Robert S. Dean, Center for Appellate Litigation, New York (Brittany N. Francis), for appellant.
Darcel D. Clark, District Attorney, Bronx (Kristian D. Amundsen of counsel), for respondent.
Judgment, Supreme Court, Bronx County (Shari R. Michels, J.), rendered June 21, 2017, convicting defendant, upon his plea of guilty, of attempted assault in the second degree and sentencing him, as a second felony offender, to a term of two to four years, unanimously affirmed.

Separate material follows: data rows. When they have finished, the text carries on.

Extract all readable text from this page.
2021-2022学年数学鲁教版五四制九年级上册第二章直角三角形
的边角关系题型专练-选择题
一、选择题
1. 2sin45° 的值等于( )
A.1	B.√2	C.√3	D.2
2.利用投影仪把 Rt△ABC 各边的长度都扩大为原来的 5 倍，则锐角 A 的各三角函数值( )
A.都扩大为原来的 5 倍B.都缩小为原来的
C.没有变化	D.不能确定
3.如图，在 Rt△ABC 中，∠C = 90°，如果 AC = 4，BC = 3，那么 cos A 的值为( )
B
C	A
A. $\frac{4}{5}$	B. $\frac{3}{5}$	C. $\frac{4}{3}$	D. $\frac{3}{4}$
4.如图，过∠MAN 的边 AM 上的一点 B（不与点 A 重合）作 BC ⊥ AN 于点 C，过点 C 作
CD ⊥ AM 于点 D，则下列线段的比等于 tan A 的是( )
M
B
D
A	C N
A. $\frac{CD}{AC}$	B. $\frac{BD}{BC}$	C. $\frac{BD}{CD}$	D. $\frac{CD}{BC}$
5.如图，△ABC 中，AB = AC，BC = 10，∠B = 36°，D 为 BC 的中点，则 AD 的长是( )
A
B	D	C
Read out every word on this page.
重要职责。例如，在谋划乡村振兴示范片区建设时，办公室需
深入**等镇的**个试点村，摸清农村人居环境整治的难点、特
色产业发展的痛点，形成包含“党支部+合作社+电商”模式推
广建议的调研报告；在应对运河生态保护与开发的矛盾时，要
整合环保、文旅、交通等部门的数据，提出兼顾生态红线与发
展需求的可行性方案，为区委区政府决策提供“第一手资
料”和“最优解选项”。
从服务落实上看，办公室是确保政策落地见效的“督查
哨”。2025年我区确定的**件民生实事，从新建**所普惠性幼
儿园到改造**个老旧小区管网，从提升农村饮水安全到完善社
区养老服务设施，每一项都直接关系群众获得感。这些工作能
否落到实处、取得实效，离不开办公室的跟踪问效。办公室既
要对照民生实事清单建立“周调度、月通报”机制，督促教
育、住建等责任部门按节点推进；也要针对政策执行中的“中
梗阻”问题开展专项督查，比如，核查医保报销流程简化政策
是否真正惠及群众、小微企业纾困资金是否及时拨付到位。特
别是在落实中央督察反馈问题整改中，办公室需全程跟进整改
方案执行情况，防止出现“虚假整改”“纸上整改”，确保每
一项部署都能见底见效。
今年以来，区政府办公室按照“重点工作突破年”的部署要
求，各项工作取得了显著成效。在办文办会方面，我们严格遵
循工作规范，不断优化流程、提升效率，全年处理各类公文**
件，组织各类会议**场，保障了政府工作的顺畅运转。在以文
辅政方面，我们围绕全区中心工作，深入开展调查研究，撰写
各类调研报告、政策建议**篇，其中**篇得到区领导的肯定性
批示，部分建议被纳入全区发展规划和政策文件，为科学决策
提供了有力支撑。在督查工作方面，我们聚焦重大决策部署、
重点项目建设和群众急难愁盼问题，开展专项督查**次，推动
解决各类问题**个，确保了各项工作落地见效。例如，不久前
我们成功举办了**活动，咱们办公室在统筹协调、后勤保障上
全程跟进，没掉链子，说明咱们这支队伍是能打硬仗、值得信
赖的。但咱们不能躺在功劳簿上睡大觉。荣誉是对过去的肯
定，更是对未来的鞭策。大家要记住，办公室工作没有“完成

We reject the People's argument that defendant's challenge to the facial sufficiency of the predicate felony offender statement required preservation (People v Soto, 138 AD3d 533 [1st Dept 2016], lv denied 28 NY3d 937 [2016]. However, any failure of the predicate felony statement to list all relevant periods of incarceration was harmless because the record on appeal, including documents relating to defendant's criminal history, indisputably establishes the necessary aggregate tolling period
(see People v Kelly, 65 AD3d 886, 889-890 [1st Dept 2009], lv denied 13 NY3d 860 [2009]; compare People v Soto, 138 AD3d at 534 [record did not permit determination of tolling period]).
Defendant made a valid waiver of his right to appeal (see People v Bryant, 28 NY3d 1094 [2016]), which forecloses review of his excessive sentence claim. Regardless of whether defendant validly waived his right to appeal, we perceive no basis for reducing the sentence.
THIS CONSTITUTES THE DECISION AND ORDER
OF THE SUPREME COURT, APPELLATE DIVISION, FIRST DEPARTMENT.